Mykael Williams-Wolf has been homeless twice. He knows a lot about getting by on downtown Los Angeles's Skid Row: How to apply for job when you don't have an address, where to sleep if you want to be left alone, and - perhaps the biggest caper of all - how to get one of the limited number of apartments in the city set aside for the formerly homeless.
It took three years of waiting in lines, figuring out what demographic information to put on an application to maximize the chances of getting a slot, and eavesdropping on conversations between non-profit workers.
"I would tell people in the shelter, out on the streets, 'real talk, you’re competition,'" Williams-Wolf said as he hung out in the community room of LAMP, a homeless service provider that eventually helped him find an apartment.

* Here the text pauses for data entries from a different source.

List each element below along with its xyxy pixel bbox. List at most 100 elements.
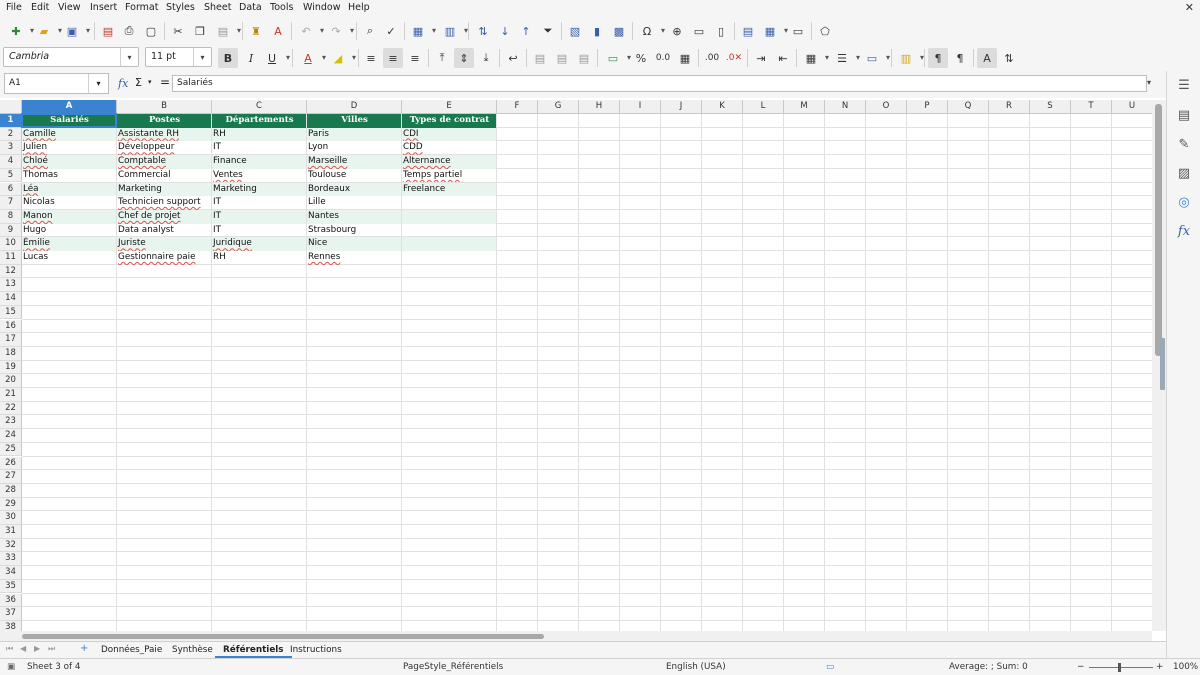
- define-print-area-icon[interactable]: ▤: [738, 21, 758, 41]
- clone-formatting-icon[interactable]: ♜: [246, 21, 266, 41]
- table-cell[interactable]: Ventes: [212, 169, 306, 183]
- row-header[interactable]: 24: [0, 429, 22, 443]
- first-sheet-icon[interactable]: ⏮: [6, 644, 13, 654]
- table-cell[interactable]: Data analyst: [117, 224, 211, 238]
- column-header[interactable]: B: [117, 100, 212, 114]
- column-header[interactable]: M: [784, 100, 825, 114]
- underline-icon[interactable]: U: [262, 48, 290, 68]
- freeze-rows-columns-icon[interactable]: ▦: [760, 21, 788, 41]
- table-header-cell[interactable]: Postes: [117, 114, 211, 128]
- bold-icon[interactable]: B: [218, 48, 238, 68]
- row-header[interactable]: 2: [0, 127, 22, 142]
- row-header[interactable]: 1: [0, 114, 22, 128]
- table-cell[interactable]: Bordeaux: [307, 182, 401, 197]
- function-wizard-icon[interactable]: fx: [118, 77, 128, 90]
- border-color-icon[interactable]: ▭: [862, 48, 890, 68]
- select-all-corner[interactable]: [0, 100, 22, 114]
- row-icon[interactable]: ▦: [408, 21, 436, 41]
- column-header[interactable]: T: [1071, 100, 1112, 114]
- table-cell[interactable]: Marseille: [307, 155, 401, 169]
- redo-icon[interactable]: ↷: [326, 21, 354, 41]
- align-middle-icon[interactable]: ⇕: [454, 48, 474, 68]
- zoom-slider[interactable]: [1089, 667, 1153, 668]
- column-header[interactable]: G: [538, 100, 579, 114]
- row-header[interactable]: 15: [0, 305, 22, 320]
- paste-icon[interactable]: ▤: [213, 21, 241, 41]
- column-header[interactable]: E: [402, 100, 497, 114]
- font-size-box[interactable]: 11 pt ▾: [145, 47, 212, 67]
- row-header[interactable]: 4: [0, 155, 22, 169]
- table-cell[interactable]: Développeur: [117, 141, 211, 155]
- special-character-icon[interactable]: Ω: [637, 21, 665, 41]
- export-pdf-icon[interactable]: ▤: [98, 21, 118, 41]
- previous-sheet-icon[interactable]: ◀: [20, 644, 26, 653]
- chevron-down-icon[interactable]: ▾: [148, 78, 152, 86]
- currency-format-icon[interactable]: ▭: [603, 48, 631, 68]
- text-language[interactable]: English (USA): [666, 662, 726, 672]
- spreadsheet-grid[interactable]: ABCDEFGHIJKLMNOPQRSTU 1 2 3 4 5 6 7 8 9 10 11 12 13 1…: [0, 100, 1152, 631]
- row-header[interactable]: 26: [0, 456, 22, 471]
- font-color-icon[interactable]: A: [298, 48, 326, 68]
- row-header[interactable]: 34: [0, 566, 22, 580]
- row-header[interactable]: 17: [0, 333, 22, 347]
- sort-ascending-icon[interactable]: ↓: [495, 21, 515, 41]
- table-cell[interactable]: Marketing: [212, 182, 306, 197]
- chevron-down-icon[interactable]: ▾: [193, 48, 211, 66]
- row-header[interactable]: 9: [0, 223, 22, 238]
- sidebar-collapse-handle[interactable]: [1160, 338, 1165, 390]
- pivot-table-icon[interactable]: ▩: [609, 21, 629, 41]
- properties-icon[interactable]: ▤: [1175, 106, 1193, 124]
- document-modified-icon[interactable]: ▣: [7, 662, 15, 672]
- header-footer-icon[interactable]: ▯: [711, 21, 731, 41]
- unmerge-cells-icon[interactable]: ▤: [574, 48, 594, 68]
- left-to-right-icon[interactable]: ¶: [928, 48, 948, 68]
- row-header[interactable]: 38: [0, 620, 22, 631]
- new-document-icon[interactable]: ✚: [6, 21, 34, 41]
- wrap-text-icon[interactable]: ↩: [503, 48, 523, 68]
- table-cell[interactable]: Julien: [22, 141, 116, 155]
- row-header[interactable]: 8: [0, 209, 22, 224]
- table-header-cell[interactable]: Départements: [212, 114, 306, 128]
- sum-icon[interactable]: Σ: [135, 76, 142, 89]
- table-cell[interactable]: Alternance: [402, 155, 496, 169]
- column-header[interactable]: C: [212, 100, 307, 114]
- add-decimal-icon[interactable]: .00: [702, 48, 722, 68]
- menu-data[interactable]: Data: [239, 2, 262, 13]
- navigator-icon[interactable]: ◎: [1175, 193, 1193, 211]
- column-header[interactable]: S: [1030, 100, 1071, 114]
- table-cell[interactable]: Assistante RH: [117, 127, 211, 142]
- table-cell[interactable]: [402, 251, 496, 265]
- table-cell[interactable]: CDI: [402, 127, 496, 142]
- table-cell[interactable]: Juriste: [117, 237, 211, 251]
- table-cell[interactable]: IT: [212, 196, 306, 210]
- row-header[interactable]: 29: [0, 497, 22, 512]
- row-header[interactable]: 13: [0, 278, 22, 293]
- table-header-cell[interactable]: Villes: [307, 114, 401, 128]
- page-style[interactable]: PageStyle_Référentiels: [403, 662, 503, 672]
- table-cell[interactable]: [402, 237, 496, 251]
- row-header[interactable]: 3: [0, 141, 22, 156]
- comment-icon[interactable]: ▭: [689, 21, 709, 41]
- table-cell[interactable]: Technicien support: [117, 196, 211, 210]
- column-header[interactable]: J: [661, 100, 702, 114]
- number-format-icon[interactable]: 0.0: [653, 48, 673, 68]
- row-header[interactable]: 7: [0, 196, 22, 210]
- open-folder-icon[interactable]: ▰: [34, 21, 62, 41]
- table-cell[interactable]: Lille: [307, 196, 401, 210]
- menu-help[interactable]: Help: [348, 2, 370, 13]
- column-header[interactable]: F: [497, 100, 538, 114]
- formula-equals-icon[interactable]: =: [160, 75, 170, 89]
- row-header[interactable]: 12: [0, 264, 22, 279]
- align-top-icon[interactable]: ⤒: [432, 48, 452, 68]
- expand-formula-icon[interactable]: ▾: [1147, 78, 1151, 87]
- column-header[interactable]: L: [743, 100, 784, 114]
- zoom-slider-knob[interactable]: [1118, 663, 1121, 672]
- row-header[interactable]: 18: [0, 346, 22, 361]
- table-cell[interactable]: Paris: [307, 127, 401, 142]
- selection-mode-icon[interactable]: ▭: [826, 662, 834, 672]
- table-cell[interactable]: Strasbourg: [307, 224, 401, 238]
- sort-icon[interactable]: ⇅: [473, 21, 493, 41]
- row-header[interactable]: 21: [0, 388, 22, 402]
- table-cell[interactable]: Toulouse: [307, 169, 401, 183]
- right-to-left-icon[interactable]: ¶: [950, 48, 970, 68]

The system for helping the homeless, many advocates say, is a mess.
"Really, survival of the fittest," said Christine Margiotta, vice president of community impact for the United Way in Los Angeles, who's working on the homeless efforts there.
"If a homeless person was able bodied and willing to stand in line in many cases for a day or two, they were able to literally fight their way to the front of that line and win their way into that housing,” she said.

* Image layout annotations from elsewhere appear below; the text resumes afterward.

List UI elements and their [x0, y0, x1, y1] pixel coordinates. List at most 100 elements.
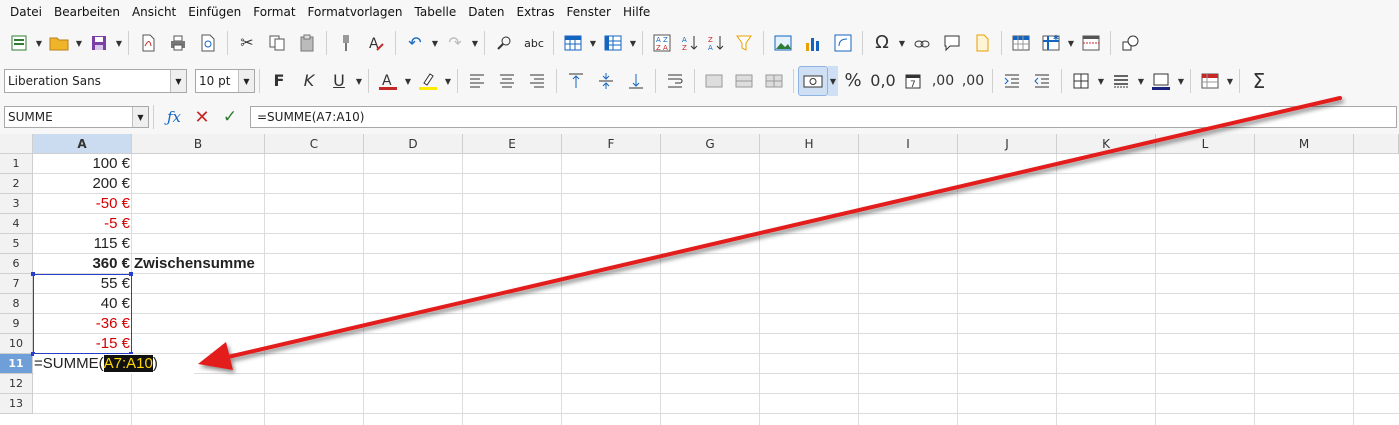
- menu-hilfe[interactable]: Hilfe: [617, 0, 656, 24]
- chevron-down-icon[interactable]: ▼: [1136, 66, 1146, 96]
- new-spreadsheet-button[interactable]: [4, 28, 34, 58]
- chevron-down-icon[interactable]: ▼: [828, 66, 838, 96]
- select-all-corner[interactable]: [0, 134, 33, 154]
- print-button[interactable]: [163, 28, 193, 58]
- menu-daten[interactable]: Daten: [462, 0, 510, 24]
- chevron-down-icon[interactable]: ▼: [354, 66, 364, 96]
- bold-button[interactable]: F: [264, 66, 294, 96]
- align-left-button[interactable]: [462, 66, 492, 96]
- chevron-down-icon[interactable]: ▼: [170, 70, 186, 92]
- border-style-button[interactable]: [1106, 66, 1136, 96]
- column-header-f[interactable]: F: [562, 134, 661, 154]
- border-color-button[interactable]: [1146, 66, 1176, 96]
- chevron-down-icon[interactable]: ▼: [74, 28, 84, 58]
- cell-a6[interactable]: 360 €: [33, 254, 132, 274]
- column-header-a[interactable]: A: [33, 134, 132, 154]
- chevron-down-icon[interactable]: ▼: [588, 28, 598, 58]
- chevron-down-icon[interactable]: ▼: [238, 70, 254, 92]
- row-header-4[interactable]: 4: [0, 214, 33, 234]
- menu-einfuegen[interactable]: Einfügen: [182, 0, 247, 24]
- font-color-button[interactable]: A: [373, 66, 403, 96]
- menu-fenster[interactable]: Fenster: [560, 0, 617, 24]
- clear-formatting-button[interactable]: A: [361, 28, 391, 58]
- borders-button[interactable]: [1066, 66, 1096, 96]
- paste-button[interactable]: [292, 28, 322, 58]
- find-replace-button[interactable]: [489, 28, 519, 58]
- row-header-12[interactable]: 12: [0, 374, 33, 394]
- redo-button[interactable]: ↷: [440, 28, 470, 58]
- cut-button[interactable]: ✂: [232, 28, 262, 58]
- chevron-down-icon[interactable]: ▼: [1066, 28, 1076, 58]
- align-center-button[interactable]: [492, 66, 522, 96]
- menu-ansicht[interactable]: Ansicht: [126, 0, 182, 24]
- accept-button[interactable]: ✓: [218, 106, 242, 128]
- save-button[interactable]: [84, 28, 114, 58]
- chevron-down-icon[interactable]: ▼: [34, 28, 44, 58]
- column-button[interactable]: [598, 28, 628, 58]
- print-preview-button[interactable]: [193, 28, 223, 58]
- chevron-down-icon[interactable]: ▼: [470, 28, 480, 58]
- define-print-area-button[interactable]: [1006, 28, 1036, 58]
- row-header-13[interactable]: 13: [0, 394, 33, 414]
- sort-ascending-button[interactable]: AZ: [677, 28, 703, 58]
- special-character-button[interactable]: Ω: [867, 28, 897, 58]
- row-header-2[interactable]: 2: [0, 174, 33, 194]
- show-draw-functions-button[interactable]: [1115, 28, 1145, 58]
- export-pdf-button[interactable]: [133, 28, 163, 58]
- function-wizard-button[interactable]: ƒx: [162, 106, 186, 128]
- chevron-down-icon[interactable]: ▼: [897, 28, 907, 58]
- chevron-down-icon[interactable]: ▼: [403, 66, 413, 96]
- cell-a2[interactable]: 200 €: [33, 174, 132, 194]
- underline-button[interactable]: U: [324, 66, 354, 96]
- row-header-3[interactable]: 3: [0, 194, 33, 214]
- open-button[interactable]: [44, 28, 74, 58]
- chevron-down-icon[interactable]: ▼: [1225, 66, 1235, 96]
- align-bottom-button[interactable]: [621, 66, 651, 96]
- autofilter-button[interactable]: [729, 28, 759, 58]
- range-handle[interactable]: [129, 272, 133, 276]
- align-right-button[interactable]: [522, 66, 552, 96]
- format-as-date-button[interactable]: 7: [898, 66, 928, 96]
- range-handle[interactable]: [31, 272, 35, 276]
- row-button[interactable]: [558, 28, 588, 58]
- row-header-9[interactable]: 9: [0, 314, 33, 334]
- font-name-combobox[interactable]: Liberation Sans ▼: [4, 69, 187, 93]
- menu-extras[interactable]: Extras: [511, 0, 561, 24]
- column-header-k[interactable]: K: [1057, 134, 1156, 154]
- formula-input[interactable]: =SUMME(A7:A10): [250, 106, 1397, 128]
- pivot-table-button[interactable]: [828, 28, 858, 58]
- wrap-text-button[interactable]: [660, 66, 690, 96]
- hyperlink-button[interactable]: [907, 28, 937, 58]
- row-header-6[interactable]: 6: [0, 254, 33, 274]
- column-header-l[interactable]: L: [1156, 134, 1255, 154]
- column-header-d[interactable]: D: [364, 134, 463, 154]
- chevron-down-icon[interactable]: ▼: [430, 28, 440, 58]
- freeze-rows-columns-button[interactable]: ✱: [1036, 28, 1066, 58]
- column-header-m[interactable]: M: [1255, 134, 1354, 154]
- merge-cells-button[interactable]: [729, 66, 759, 96]
- menu-tabelle[interactable]: Tabelle: [409, 0, 463, 24]
- column-header-i[interactable]: I: [859, 134, 958, 154]
- chevron-down-icon[interactable]: ▼: [132, 107, 148, 127]
- highlight-color-button[interactable]: [413, 66, 443, 96]
- column-header-g[interactable]: G: [661, 134, 760, 154]
- column-header-c[interactable]: C: [265, 134, 364, 154]
- italic-button[interactable]: K: [294, 66, 324, 96]
- row-header-8[interactable]: 8: [0, 294, 33, 314]
- cell-a11-editing[interactable]: =SUMME(A7:A10): [34, 354, 194, 374]
- format-as-currency-button[interactable]: [798, 66, 828, 96]
- format-as-number-button[interactable]: 0,0: [868, 66, 898, 96]
- decrease-indent-button[interactable]: [1027, 66, 1057, 96]
- cell-a5[interactable]: 115 €: [33, 234, 132, 254]
- column-header-j[interactable]: J: [958, 134, 1057, 154]
- center-vertically-button[interactable]: [591, 66, 621, 96]
- comment-button[interactable]: [937, 28, 967, 58]
- unmerge-cells-button[interactable]: [759, 66, 789, 96]
- column-header-e[interactable]: E: [463, 134, 562, 154]
- split-window-button[interactable]: [1076, 28, 1106, 58]
- column-header-h[interactable]: H: [760, 134, 859, 154]
- row-header-11[interactable]: 11: [0, 354, 33, 374]
- cancel-button[interactable]: ✕: [190, 106, 214, 128]
- delete-decimal-place-button[interactable]: ,00: [958, 66, 988, 96]
- menu-datei[interactable]: Datei: [4, 0, 48, 24]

Until now, while most receive government funding, the nonprofit groups that help the homeless have all been independent entities, with their own application systems and targeted populations. That's changing.
Margiotta is part of an effort working to uniting and coordinating all homeless service providers - from arts programs, to shelters, to housing developments - under one database. The system, called "coordinated entry" calls for each provider to administer the same survey to any homeless person they come across. That individual gets an assigned number, and ideally, they're matched to a provider that specifically targets their needs.
It's meant to end the common experience of having to walk in to 50 different places before finding the right kind of help.
"Coordinated entry is designed to be a no wrong door approach for anyone who’s homeless to access permanent housing," Margiotta said.
Rather than a free-for-all, coordinated entry prioritizes the neediest individuals, who have little ability to fend for themselves.
"Because those who have been on the streets for decades and haven’t been waiting in line or fighting to get into housing, they are the most likely to die on the streets if we don’t intervene," Margiotta said.
Coordinated entry started as a pilot on Skid Row in 2013 and it's catching on. The Los Angeles City Council recently voted to require any homeless housing provider that receives city funds to opt into the system. Los Angeles County has adopted the same policy.
But Ryan Navales of the Midnight Mission doesn't agree with the priority of housing the most desperate.
"Who determines who’s more needy," he asked, "and who can be more successful if given the resources?”
Novales says coordinated entry ignores the population that his group serves the most—people who just need a little boost to get out of homelessness.
“There’s no new government money being created" along with those new priorities, Navales said. So the shift means someone will lose out.
Take the recent investment in ending veterans homelessness since President Obama pledged to house homeless veterans by the end of the year, he said.
"As we direct our attention toward veteran homelessness - which I have a nephew who served in Iraq and I understand that - but you're pulling that money from somewhere else,” Navales said.